Method 1 - Greedy Matching

This is a greedy matching problem. To minimize the maximum time, sort both the mice and holes positions. Assign the ith mouse to the ith hole. The answer is the maximum absolute difference between the positions of each assigned pair.
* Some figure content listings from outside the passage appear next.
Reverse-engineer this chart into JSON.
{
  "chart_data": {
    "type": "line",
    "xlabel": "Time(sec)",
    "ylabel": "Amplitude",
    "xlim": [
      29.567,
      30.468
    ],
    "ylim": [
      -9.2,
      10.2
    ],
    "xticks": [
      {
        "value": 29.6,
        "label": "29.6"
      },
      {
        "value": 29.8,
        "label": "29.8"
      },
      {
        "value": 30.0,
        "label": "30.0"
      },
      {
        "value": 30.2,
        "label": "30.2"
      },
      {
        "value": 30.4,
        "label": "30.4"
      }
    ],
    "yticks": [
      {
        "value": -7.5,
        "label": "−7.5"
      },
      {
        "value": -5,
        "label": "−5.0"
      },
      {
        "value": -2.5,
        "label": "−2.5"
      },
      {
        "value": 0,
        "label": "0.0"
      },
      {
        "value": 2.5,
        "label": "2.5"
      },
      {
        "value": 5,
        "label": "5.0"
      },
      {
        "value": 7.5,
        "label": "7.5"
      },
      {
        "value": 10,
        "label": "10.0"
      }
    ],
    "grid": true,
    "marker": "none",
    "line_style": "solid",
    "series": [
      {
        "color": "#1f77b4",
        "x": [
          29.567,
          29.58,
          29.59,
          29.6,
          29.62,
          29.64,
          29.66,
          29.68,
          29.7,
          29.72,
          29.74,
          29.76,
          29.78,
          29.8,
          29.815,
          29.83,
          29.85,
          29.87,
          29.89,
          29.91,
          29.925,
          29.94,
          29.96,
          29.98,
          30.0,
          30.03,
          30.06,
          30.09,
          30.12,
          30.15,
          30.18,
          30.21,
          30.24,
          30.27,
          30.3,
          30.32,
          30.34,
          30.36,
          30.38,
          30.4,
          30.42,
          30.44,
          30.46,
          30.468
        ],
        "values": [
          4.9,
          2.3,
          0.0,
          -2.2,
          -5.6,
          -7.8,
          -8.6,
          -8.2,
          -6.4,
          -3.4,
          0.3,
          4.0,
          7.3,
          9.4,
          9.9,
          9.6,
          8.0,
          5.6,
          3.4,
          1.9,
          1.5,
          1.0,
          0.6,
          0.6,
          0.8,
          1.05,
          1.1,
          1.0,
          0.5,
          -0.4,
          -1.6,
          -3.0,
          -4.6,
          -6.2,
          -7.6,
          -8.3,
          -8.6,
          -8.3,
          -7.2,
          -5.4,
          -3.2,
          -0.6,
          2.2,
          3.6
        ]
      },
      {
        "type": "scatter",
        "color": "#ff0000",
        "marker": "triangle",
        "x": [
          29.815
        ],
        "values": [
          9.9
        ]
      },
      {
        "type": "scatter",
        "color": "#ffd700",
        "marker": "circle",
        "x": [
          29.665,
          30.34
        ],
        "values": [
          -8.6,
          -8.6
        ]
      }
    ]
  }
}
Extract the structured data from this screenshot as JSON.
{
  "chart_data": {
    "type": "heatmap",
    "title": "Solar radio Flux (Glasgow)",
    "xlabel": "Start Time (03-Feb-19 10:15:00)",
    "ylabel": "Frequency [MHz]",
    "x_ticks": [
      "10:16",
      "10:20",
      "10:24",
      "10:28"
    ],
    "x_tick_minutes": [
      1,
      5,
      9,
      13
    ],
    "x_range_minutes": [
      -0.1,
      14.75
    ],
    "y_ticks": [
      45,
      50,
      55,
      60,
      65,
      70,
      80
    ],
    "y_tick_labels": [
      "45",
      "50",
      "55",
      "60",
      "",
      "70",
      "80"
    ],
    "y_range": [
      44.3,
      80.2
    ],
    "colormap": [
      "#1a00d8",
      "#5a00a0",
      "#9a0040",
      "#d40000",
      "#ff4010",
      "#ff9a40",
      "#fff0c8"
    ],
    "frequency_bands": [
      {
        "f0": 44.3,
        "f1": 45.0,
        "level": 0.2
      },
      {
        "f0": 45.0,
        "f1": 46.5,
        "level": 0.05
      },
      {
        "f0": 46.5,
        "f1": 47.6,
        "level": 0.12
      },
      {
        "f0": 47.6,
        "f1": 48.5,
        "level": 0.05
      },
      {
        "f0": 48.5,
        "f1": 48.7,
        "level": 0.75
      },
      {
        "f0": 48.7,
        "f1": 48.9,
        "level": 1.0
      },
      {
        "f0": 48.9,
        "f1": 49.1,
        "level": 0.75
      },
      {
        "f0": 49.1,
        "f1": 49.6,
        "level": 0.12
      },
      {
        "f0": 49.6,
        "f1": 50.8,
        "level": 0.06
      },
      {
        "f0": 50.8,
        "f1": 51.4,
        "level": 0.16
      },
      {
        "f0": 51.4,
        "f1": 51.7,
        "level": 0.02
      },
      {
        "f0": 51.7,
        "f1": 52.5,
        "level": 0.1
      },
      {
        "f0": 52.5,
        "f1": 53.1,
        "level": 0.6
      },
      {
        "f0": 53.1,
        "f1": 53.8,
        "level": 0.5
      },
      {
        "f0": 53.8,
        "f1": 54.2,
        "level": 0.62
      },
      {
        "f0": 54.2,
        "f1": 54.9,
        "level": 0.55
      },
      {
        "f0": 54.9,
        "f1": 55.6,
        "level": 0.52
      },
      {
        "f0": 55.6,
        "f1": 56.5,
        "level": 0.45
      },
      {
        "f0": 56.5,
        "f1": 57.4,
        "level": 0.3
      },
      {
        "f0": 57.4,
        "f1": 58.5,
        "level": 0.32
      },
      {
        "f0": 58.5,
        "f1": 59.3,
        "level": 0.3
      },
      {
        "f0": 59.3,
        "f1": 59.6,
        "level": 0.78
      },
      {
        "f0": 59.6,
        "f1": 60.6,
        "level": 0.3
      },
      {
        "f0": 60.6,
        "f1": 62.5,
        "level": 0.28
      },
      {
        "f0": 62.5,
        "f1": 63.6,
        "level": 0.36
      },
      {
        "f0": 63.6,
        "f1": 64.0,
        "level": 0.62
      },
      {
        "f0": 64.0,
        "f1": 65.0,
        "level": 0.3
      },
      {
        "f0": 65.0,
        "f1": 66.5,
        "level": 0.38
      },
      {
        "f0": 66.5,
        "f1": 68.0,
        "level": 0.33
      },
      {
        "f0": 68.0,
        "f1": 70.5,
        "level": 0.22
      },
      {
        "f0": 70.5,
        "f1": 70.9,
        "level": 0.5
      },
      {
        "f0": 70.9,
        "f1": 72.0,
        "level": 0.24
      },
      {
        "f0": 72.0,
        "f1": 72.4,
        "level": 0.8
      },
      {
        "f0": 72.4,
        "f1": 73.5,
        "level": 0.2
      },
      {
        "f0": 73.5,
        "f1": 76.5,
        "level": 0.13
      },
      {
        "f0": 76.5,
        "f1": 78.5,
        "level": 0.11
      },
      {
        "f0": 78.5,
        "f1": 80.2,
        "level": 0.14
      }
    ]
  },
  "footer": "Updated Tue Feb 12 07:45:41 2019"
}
Why does this work? Sorting ensures that the largest gaps are minimized, and no better assignment can improve the maximum distance for any mouse.

Code

Java

 1
 2
 3
 4
 5
 6
 7
 8
 9
10
11
12
13
14
15
16

import java.util.*;
class Solution {
	// A - mice; B - holes
	public int mice(ArrayList<Integer> A, ArrayList<Integer> B) {
		if (A.size() != B.size()) {
			return -1;
		}
		Collections.sort(A);
		Collections.sort(B);
		int max = 0;
		for (int i = 0; i < A.size(); i++) {
			max = Math.max(max, Math.abs(A.get(i) - B.get(i)));
		}
		return max;
	}
}

Python

 1
 2
 3
 4
 5
 6
 7
 8
 9
10

class Solution:
	def mice(self, mice, holes):
		if len(mice) != len(holes):
			return -1
		mice.sort()
		holes.sort()
		max_time = 0
		for m, h in zip(mice, holes):
			max_time = max(max_time, abs(m - h))
		return max_time

Complexity

• ⏰ Time complexity: O(N log N) — Sorting both arrays takes O(N log N), and the final loop is O(N).
• 🧺 Space complexity: O(1) — Sorting can be done in-place; only a few variables are used.